My read on the Fisher coverage was that he was a likely 4th outfielder. He would have been the 5th or 6th 4th outfielder that is in the Phillies' system, so he was somewhat superfluous. Swapping him out and putting Appel in? Appel has not lit things up in the minors. He put up an 8.03 K/9 and a 3.69 BB/9 in 68 innings in AAA last year. His AA numbers last year over 63 innings had a slightly lower walk rate (3.27) and a much lower K rate (6.96).
Maybe he's another 4/5 starter, unless the Philles can find and fix something that the Astros couldn't, and who do you trust to develop players better? The Phillies or Astros? Rhetorical question there, no need to answer it in the comments.

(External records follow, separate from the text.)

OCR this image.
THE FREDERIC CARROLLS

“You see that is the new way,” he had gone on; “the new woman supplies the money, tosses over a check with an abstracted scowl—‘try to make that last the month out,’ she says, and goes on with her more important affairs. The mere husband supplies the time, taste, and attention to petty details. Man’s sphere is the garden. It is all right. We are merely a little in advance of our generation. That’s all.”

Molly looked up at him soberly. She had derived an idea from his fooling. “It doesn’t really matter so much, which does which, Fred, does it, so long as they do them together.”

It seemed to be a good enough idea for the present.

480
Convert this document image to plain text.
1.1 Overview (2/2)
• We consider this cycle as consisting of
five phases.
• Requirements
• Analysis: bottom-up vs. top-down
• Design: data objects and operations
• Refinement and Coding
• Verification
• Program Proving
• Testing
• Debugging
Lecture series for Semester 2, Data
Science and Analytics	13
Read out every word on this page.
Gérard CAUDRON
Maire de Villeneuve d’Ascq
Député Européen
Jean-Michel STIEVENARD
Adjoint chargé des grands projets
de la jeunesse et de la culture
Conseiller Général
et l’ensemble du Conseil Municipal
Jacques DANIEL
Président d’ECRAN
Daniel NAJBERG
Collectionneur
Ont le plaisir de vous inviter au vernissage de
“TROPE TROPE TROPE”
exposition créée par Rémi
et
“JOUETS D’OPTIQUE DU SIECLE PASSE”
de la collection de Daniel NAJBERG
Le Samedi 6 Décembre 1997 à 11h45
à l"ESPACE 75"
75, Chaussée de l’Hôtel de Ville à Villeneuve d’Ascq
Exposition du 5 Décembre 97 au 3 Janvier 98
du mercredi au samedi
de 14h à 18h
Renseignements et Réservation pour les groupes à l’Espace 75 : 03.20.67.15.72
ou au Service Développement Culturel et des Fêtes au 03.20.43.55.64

In any case, Appel is caught in the middle of a baseball version of Scylla and Charybdis for starting pitchers known as "meh" and "bleh".
Velasquez is someone many feel is slated for the pen if he can't hang as a starter. Oberholtzer is Kendrick. Eshelman is a "solid, high-floor control guy" drafted with the Astros second pick in 2015. Maybe a 4/5 starter? Harold Arauz is just as far off as Jonathan Arauz was, but I know many were interested by Jonathan Arauz' ceiling in the infield. I know little about Harold Arauz, other than "more pitching".
The Phillies will have beaucoup pitching at all levels of the minors next year. This trade was, for the Astros, something that the Phillies will need to start doing in future years as they start to have prospects filter up, flame out, and otherwise develop.
The Astros are concentrating their talent by taking several ok chips and trading them up for fewer, but better, chips. They need to do this. The Phillies can afford to take more lower quality (but decent odds) chips in exchange for their few chips that are higher end. The Phillies have the roster space and the slots in MiLB to allow it.
This can be an even deal if the odds of payoff are about the same on both sides. I've heard some people opine, rightly or wrongly, that Giles may have only so many bullets in the gun. Many of us worried about that last spring. If it turns out that he flames out, this deal will look pretty good for the Phillies if they can capture an average to above-average major leaguer out of it.
If Giles is durable and Jonathan Arauz turns out to be a middle infielder like Ryne Sandberg, well, at least we're used to that sort of thing around here. Though Jonathan Arauz is far, far, FAAAAR more raw than Sandberg was. Not an apples to apples there folks, just nihilistic Phillies trade talk.